{Reference Type}: Journal Article
{Title}: The Effect of Quercetin in the Yishen Tongluo Jiedu Recipe on the Development of Prostate Cancer through the Akt1-related CXCL12/ CXCR4 Pathway.
{Author}: Ning Y;Wu Y;Zhou Q;Teng Y;
{Journal}: Comb Chem High Throughput Screen
{Volume}: 27
{Issue}: 6
{Year}: 2024 May 30
{Factor}: 1.714
{DOI}: 10.2174/1386207326666230530095355
{Abstract}: BACKGROUND: It remains a challenge to effectively treat prostate cancer (PCa) that affects global men's health. It is essential to find a natural alternative drug and explore its antitumor mechanism due to the serious toxic side effects of chemotherapy.

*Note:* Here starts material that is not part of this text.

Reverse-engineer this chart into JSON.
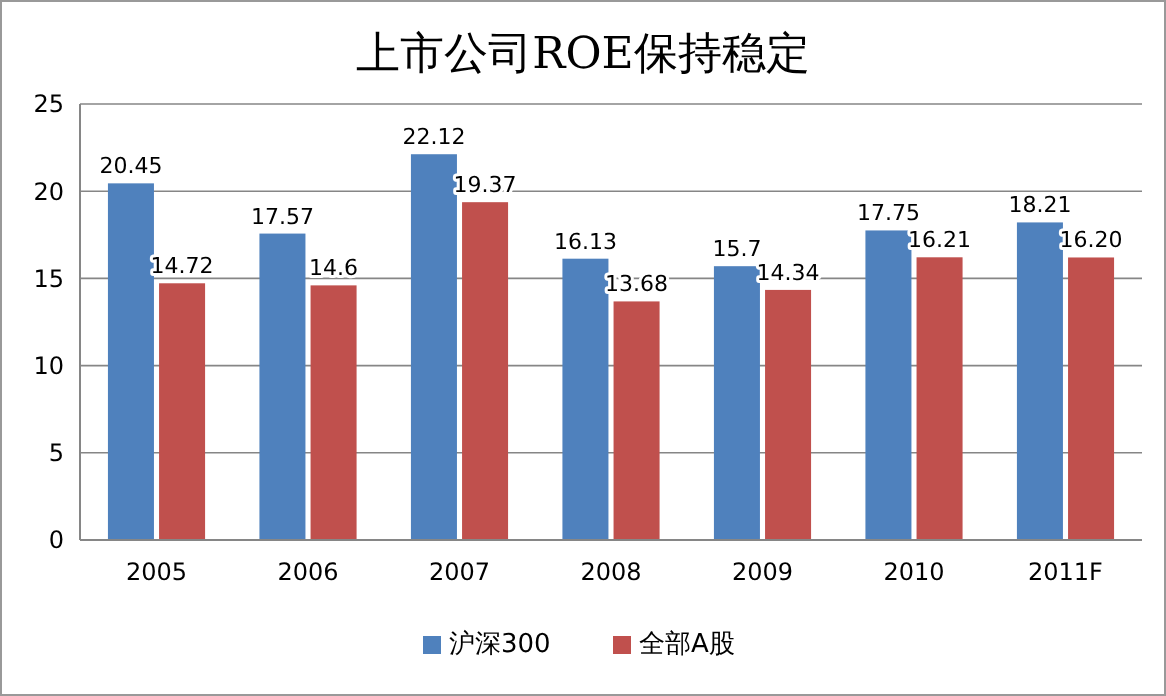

METHODS: The targets and signaling pathways were analyzed by network pharmacology and verified by molecular docking and LC-MS. The proliferation, apoptosis, invasion, and migration of DU145 cells were detected by the CCK-8 method, flow cytometry, and Transwell, respectively. The Bcl-2, caspase-3, CXCL12, and CXCR4 expressions and Akt1 phosphorylation were determined by Western blot. Akt1 overexpression was applied to identify the involvement of the Akt1- related CXCL12/CXCR4 pathway in regulating PCa. Nude mouse tumorigenesis was performed to analyze the effect of quercetin on PCa in vivo.
RESULTS: Network pharmacology analysis displayed that quercetin was the main active component of the Yishen Tongluo Jiedu recipe and Akt1 was the therapy target of PCa. LC-MS analysis showed that quercetin existed in the Yishen Tongluo Jiedu recipe, and molecular docking proved that quercetin bound to Akt1. Quercetin inhibited the proliferation of DU145 cells by upregulating caspase-3 and downregulating Bcl-2 expression, promoting apoptosis and reducing invasion and migration abilities. In vivo, quercetin downregulated CXCL12 and CXCR4 expressions and inhibited PCa development by the Akt1-related CXCL12/CXCR4 pathway.
CONCLUSIONS: As the active component of the Yishen Tongluo Jiedu recipe, quercetin inhibited PCa development through the Akt1-related CXCL12/CXCR4 pathway. This study provided a new idea for PCa treatment and a theoretical basis for further research.